The volunteer I was with offered to make the girl a milkshake. A small well stocked kitchen with ice cream and a blender would make it possible. The little girl shyly refused but it's a gesture that I don't think I'll ever forget. Love is making a child a milkshake while she sits by her grandfather's bedside. There are no rules, no policy's and procedures, no permission needed. Just love on a child who's probably feeling out of place and scared. Just love.

It reminded me of "the" Tony Campolo story. You know the one where he threw a birthday party for a hooker? Don't know it? You're amongst the few then. Seems back in the day I had a pastor that must have been especially fond of Compolo because twice over the course of a few years he told the birthday party for a hooker story. After hearing him tell it the second time I left for a youth conference where Tony Campolo just happened to be speaking. And what story do you suppose he told? Yep, the birthday party for a hooker story.
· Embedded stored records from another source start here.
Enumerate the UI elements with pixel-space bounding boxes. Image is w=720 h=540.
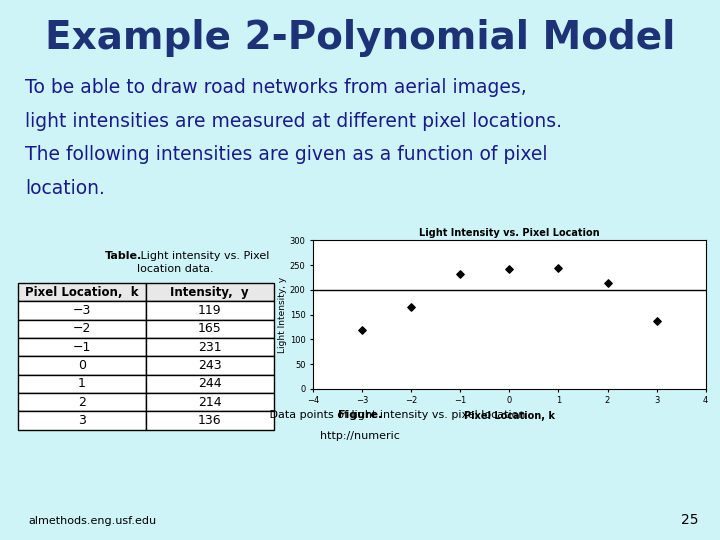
Text: The following intensities are given as a function of pixel: The following intensities are given as a…: [25, 145, 548, 164]
Text: Light intensity vs. Pixel
location data.: Light intensity vs. Pixel location data.: [137, 251, 269, 274]
Text: location.: location.: [25, 179, 105, 198]
Text: light intensities are measured at different pixel locations.: light intensities are measured at differ…: [25, 112, 562, 131]
Text: almethods.eng.usf.edu: almethods.eng.usf.edu: [29, 516, 157, 526]
Point: [405, 303, 417, 312]
Text: Table.: Table.: [104, 251, 142, 261]
X-axis label: Pixel Location, k: Pixel Location, k: [464, 411, 555, 421]
Point: [504, 264, 516, 273]
Point: [651, 317, 662, 326]
Text: http://numeric: http://numeric: [320, 431, 400, 441]
Y-axis label: Light Intensity, y: Light Intensity, y: [278, 276, 287, 353]
Title: Light Intensity vs. Pixel Location: Light Intensity vs. Pixel Location: [419, 228, 600, 238]
Text: 25: 25: [681, 512, 698, 526]
Text: Figure.: Figure.: [338, 410, 382, 421]
Point: [454, 270, 466, 279]
Text: Data points of light intensity vs. pixel location: Data points of light intensity vs. pixel…: [266, 410, 526, 421]
Point: [356, 326, 368, 334]
Text: Example 2-Polynomial Model: Example 2-Polynomial Model: [45, 19, 675, 57]
Text: To be able to draw road networks from aerial images,: To be able to draw road networks from ae…: [25, 78, 527, 97]
Point: [602, 279, 613, 287]
Point: [553, 264, 564, 272]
So the story goes like this. Tony, who's a well known (especially to pastors from Saskatchewan) Christian speaker found himself at a divey restaurant in Honolulu at 3:30 in the morning one day. In walks a bunch of hookers and he here's one named Agnes (I'll pause while some of you smile at that because I AM NOT making that up) say that it's her birthday the next day. Well Tony decided right then and there to throw her a birthday party the next day. Sure enough he shows up with cake and streamers the whole bit. The hooker is of course moved and Tony of course prays for her.

When he's finished, Harry (the restaurant owner) leans over, and with a trace of hostility in his voice, he says, "Hey, you never told me you was a preacher. What kind of church do you belong to anyway?"

In one of those moments when just the right words came, Tony answers him quietly, "I belong to a church that throws birthday parties for prostitutes at 3:30 in the morning."

Harry thinks for a moment, and in a mocking way says, "No you don't. There ain't no church like that. If there was, I'd join it. Yep, I'd join a church like that."
http://www.swapmeetdave.com/Bible/Agnes.htm

I've been through a lot lately. Stuff that makes me question God, his wisdom, his character. But one thing I do know is that if Jesus were here he'd throw a birthday party for a hooker and make a 12 year old a chocolate milk shake.